Halit Çelenk gibi bir efsaneyle yakın dostluk kurmak elbette insanın “CV”sinde önemli yer
tutuyor. Çok sonraları, yani artık yaşlandığında da arada bir ziyaret ediyorduk. Eşim Aysun, onun göz
doktoruydu. Uzun yıllar da hep ilgilendi. Sonra bir sabah telefon geldi...
Şimdi, adnı hep duyduğum, ama tanışmamız çok geç olan büyük kızı Serpil Güvenç ile yakın
dostluğumuz var. Halit Çelenk’in anısına “Halit Çelenk Hukuk Ödülleri” düzenlemiş Serpil ile Kaya.

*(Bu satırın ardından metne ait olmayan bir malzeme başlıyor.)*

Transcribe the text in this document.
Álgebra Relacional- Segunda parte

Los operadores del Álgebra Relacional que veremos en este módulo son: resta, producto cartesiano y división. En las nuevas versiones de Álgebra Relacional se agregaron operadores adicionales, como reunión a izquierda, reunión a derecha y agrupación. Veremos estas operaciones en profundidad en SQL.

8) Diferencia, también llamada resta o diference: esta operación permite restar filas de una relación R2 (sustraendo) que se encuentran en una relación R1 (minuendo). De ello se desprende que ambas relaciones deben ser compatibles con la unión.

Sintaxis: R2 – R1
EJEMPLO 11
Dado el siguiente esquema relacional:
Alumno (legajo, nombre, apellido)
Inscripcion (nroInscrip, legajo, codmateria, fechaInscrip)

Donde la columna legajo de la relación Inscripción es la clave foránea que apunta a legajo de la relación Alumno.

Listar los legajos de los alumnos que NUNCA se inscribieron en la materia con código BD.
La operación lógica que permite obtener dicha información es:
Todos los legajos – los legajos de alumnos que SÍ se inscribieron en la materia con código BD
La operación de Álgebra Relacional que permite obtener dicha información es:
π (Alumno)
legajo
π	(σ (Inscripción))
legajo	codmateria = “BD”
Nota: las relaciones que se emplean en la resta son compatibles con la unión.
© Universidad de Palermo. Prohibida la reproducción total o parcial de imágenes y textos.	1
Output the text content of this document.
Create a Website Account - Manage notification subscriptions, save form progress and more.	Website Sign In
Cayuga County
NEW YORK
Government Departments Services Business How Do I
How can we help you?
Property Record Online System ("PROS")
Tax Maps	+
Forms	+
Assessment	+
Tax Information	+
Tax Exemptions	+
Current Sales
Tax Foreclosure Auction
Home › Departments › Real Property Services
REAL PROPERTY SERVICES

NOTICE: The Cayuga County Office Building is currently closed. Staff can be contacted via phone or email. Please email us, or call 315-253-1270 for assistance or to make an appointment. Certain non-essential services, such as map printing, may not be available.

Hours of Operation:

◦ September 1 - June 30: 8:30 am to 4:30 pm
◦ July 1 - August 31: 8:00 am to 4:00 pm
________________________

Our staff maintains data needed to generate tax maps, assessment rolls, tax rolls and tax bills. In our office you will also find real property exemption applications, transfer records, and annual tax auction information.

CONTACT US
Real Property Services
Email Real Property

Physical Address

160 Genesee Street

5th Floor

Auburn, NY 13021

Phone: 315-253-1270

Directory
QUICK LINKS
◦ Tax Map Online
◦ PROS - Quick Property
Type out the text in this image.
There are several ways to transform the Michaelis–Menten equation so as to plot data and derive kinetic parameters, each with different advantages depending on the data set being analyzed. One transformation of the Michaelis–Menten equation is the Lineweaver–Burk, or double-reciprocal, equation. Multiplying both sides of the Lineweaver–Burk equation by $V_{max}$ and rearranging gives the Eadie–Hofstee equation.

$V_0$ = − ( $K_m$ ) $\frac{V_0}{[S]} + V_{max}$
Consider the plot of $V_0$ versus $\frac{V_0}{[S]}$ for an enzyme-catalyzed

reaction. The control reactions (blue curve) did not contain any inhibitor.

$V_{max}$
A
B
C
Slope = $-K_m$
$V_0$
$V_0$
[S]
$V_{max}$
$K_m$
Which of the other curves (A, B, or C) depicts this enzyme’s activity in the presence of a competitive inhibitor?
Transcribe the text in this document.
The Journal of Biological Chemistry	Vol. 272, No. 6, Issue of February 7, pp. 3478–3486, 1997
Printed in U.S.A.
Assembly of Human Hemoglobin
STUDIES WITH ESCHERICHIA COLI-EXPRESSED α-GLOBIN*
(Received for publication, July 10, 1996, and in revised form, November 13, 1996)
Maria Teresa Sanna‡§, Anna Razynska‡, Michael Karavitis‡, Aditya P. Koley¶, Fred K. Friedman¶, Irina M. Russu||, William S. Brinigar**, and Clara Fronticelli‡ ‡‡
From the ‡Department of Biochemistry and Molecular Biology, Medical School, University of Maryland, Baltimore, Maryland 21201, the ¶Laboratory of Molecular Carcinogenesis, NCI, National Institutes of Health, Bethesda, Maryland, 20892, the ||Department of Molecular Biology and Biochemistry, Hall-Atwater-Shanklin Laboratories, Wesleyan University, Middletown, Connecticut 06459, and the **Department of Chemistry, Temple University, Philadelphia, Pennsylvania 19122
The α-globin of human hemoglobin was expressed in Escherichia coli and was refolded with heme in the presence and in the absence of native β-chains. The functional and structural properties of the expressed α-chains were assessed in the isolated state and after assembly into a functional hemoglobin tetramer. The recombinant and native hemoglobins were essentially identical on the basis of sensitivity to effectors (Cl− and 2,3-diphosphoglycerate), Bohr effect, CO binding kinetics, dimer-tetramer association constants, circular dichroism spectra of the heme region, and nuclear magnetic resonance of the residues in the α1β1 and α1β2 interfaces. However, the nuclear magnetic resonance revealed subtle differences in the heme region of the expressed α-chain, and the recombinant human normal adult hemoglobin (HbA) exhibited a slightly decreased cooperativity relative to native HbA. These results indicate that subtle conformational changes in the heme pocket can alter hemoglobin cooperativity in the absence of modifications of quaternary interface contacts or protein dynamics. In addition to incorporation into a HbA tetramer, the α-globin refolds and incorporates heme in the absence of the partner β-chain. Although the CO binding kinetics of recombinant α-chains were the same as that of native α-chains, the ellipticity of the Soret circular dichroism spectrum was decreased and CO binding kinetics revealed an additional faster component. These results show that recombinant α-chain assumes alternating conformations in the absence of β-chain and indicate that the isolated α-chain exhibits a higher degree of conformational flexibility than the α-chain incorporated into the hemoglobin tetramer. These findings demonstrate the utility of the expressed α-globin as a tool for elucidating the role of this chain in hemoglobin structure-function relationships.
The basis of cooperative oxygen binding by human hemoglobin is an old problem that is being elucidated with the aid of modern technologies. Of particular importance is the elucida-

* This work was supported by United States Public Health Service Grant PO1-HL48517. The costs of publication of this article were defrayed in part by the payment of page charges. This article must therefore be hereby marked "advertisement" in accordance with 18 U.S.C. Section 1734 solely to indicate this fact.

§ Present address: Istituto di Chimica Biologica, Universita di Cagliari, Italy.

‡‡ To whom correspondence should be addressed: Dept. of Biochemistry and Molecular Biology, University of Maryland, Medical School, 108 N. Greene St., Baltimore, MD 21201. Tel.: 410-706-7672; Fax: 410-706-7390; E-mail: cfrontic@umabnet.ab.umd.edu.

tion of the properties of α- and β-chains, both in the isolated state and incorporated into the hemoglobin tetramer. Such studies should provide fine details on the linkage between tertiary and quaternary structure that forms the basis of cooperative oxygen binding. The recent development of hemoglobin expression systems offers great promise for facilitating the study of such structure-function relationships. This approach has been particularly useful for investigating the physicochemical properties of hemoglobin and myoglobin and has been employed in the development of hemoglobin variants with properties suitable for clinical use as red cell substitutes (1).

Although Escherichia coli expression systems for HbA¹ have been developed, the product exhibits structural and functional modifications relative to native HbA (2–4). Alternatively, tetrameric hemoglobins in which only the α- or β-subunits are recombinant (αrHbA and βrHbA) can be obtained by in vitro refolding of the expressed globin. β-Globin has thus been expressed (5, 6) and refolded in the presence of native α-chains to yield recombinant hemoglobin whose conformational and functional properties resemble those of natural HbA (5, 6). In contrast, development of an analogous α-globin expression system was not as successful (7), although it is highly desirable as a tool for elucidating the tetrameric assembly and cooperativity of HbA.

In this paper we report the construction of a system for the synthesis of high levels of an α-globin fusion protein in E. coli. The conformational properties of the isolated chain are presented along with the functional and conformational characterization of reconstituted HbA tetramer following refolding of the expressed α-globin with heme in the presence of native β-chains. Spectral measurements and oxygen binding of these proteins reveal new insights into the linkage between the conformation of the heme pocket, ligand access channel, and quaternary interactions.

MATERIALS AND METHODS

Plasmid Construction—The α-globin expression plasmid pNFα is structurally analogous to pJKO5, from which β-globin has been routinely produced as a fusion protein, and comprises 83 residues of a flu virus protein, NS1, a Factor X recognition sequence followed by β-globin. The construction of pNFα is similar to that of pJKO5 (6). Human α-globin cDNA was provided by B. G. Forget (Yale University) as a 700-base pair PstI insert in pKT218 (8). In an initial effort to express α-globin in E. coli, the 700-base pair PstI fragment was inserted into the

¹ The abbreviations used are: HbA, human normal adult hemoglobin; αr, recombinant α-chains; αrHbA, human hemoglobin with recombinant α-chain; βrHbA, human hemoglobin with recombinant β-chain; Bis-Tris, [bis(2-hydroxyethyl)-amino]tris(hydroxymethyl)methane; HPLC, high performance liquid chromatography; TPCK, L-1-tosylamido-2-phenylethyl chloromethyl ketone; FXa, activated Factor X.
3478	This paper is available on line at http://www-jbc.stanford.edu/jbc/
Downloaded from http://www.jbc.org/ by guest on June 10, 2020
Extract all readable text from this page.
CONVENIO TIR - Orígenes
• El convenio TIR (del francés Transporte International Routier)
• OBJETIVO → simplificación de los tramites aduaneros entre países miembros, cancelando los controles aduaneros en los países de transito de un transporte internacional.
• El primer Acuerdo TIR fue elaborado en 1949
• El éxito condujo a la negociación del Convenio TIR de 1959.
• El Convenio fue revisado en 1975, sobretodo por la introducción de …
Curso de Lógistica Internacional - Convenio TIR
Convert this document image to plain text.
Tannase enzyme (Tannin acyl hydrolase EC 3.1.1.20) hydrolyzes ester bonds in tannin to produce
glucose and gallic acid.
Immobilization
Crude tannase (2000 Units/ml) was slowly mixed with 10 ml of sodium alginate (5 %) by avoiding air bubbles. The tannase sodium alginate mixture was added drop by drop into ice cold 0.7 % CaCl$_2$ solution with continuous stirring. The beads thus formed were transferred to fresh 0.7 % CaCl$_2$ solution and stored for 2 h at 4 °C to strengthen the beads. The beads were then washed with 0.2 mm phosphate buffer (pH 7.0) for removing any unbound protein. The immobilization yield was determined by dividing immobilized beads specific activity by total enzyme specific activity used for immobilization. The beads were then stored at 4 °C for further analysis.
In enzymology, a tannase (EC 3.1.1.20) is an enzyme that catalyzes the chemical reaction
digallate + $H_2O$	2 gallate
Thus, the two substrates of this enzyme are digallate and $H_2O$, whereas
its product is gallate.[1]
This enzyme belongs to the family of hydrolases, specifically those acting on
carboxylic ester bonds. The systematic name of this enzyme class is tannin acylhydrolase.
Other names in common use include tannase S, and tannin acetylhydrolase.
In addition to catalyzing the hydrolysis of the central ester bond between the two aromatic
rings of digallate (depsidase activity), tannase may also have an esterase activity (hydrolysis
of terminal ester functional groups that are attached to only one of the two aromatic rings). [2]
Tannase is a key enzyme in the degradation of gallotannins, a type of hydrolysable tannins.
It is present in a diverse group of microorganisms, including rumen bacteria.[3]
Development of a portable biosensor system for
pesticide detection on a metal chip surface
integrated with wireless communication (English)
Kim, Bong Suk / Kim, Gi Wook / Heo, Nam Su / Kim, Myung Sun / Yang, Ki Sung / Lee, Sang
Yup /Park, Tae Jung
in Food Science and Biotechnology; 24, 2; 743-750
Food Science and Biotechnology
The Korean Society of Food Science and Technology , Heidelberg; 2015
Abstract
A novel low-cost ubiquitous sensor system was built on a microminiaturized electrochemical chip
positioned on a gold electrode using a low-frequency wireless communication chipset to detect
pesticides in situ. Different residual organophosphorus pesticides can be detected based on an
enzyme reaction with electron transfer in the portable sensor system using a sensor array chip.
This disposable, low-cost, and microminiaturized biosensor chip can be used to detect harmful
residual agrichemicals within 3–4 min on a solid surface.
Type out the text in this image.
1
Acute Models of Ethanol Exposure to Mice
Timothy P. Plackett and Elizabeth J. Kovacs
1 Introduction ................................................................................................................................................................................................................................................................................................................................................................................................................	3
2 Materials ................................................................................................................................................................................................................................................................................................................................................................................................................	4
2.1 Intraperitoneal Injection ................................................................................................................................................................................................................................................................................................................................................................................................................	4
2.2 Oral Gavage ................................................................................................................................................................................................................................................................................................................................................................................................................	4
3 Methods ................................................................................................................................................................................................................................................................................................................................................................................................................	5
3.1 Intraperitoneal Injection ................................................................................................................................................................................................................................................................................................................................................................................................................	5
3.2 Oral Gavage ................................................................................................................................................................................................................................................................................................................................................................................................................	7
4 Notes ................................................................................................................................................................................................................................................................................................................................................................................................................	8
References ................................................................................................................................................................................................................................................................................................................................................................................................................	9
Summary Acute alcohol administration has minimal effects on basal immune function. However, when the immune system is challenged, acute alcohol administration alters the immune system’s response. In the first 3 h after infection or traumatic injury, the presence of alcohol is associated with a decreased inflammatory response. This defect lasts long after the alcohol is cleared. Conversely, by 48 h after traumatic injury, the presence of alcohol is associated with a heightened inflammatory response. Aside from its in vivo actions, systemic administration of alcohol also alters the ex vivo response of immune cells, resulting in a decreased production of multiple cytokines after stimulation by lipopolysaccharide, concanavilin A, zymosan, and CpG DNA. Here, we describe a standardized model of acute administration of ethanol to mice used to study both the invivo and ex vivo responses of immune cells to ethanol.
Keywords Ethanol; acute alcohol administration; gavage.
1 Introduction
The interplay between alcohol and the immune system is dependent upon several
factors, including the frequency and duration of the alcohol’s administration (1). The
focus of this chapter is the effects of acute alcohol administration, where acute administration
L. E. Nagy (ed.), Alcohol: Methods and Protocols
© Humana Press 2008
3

Ödülün amacı, yaşamda ve hukukta devrimci duruşun, adaletsizliğe karşı mücadelenin
simgelerinden olan Halit Çelenk’in hukuk mücadelesi ve eserleri doğrultusunda, toplumsal ilişkiler ile
hukuk arasında bağlantı kuran ‘yayın, tez veya diğer eserler’ üretilmesini teşvik etmek olarak
belirlenmiş.
Yarışmaya 1 Ocak 2012 ile 1 Ocak 2015 tarihleri arasında basılmış veya hazır durumdaki
eserlerle 1 Şubat 2015’e kadar başvurmak mümkün. Konu hukuk ile sınırlı da değil. Ödül töreni 5
Mayıs 2015 tarihinde yapılacak.
Seçici Kurul ise şu isimlerden oluşuyor: Prof.Dr. Rona Aybay, Prof.Dr. Korkut Boratav, Prof.Dr.
Ali Murat Özdemir, Ali Rıza Aydın, Serpil Çelenk Güvenç, Dr. İlker Kılıç, Av. Başar Yaltı, Av. Erşen
Sansal, Av. Barış Aybay, Av. Bilgütay Hakkı Duma, Av. Özlem Şen Abay.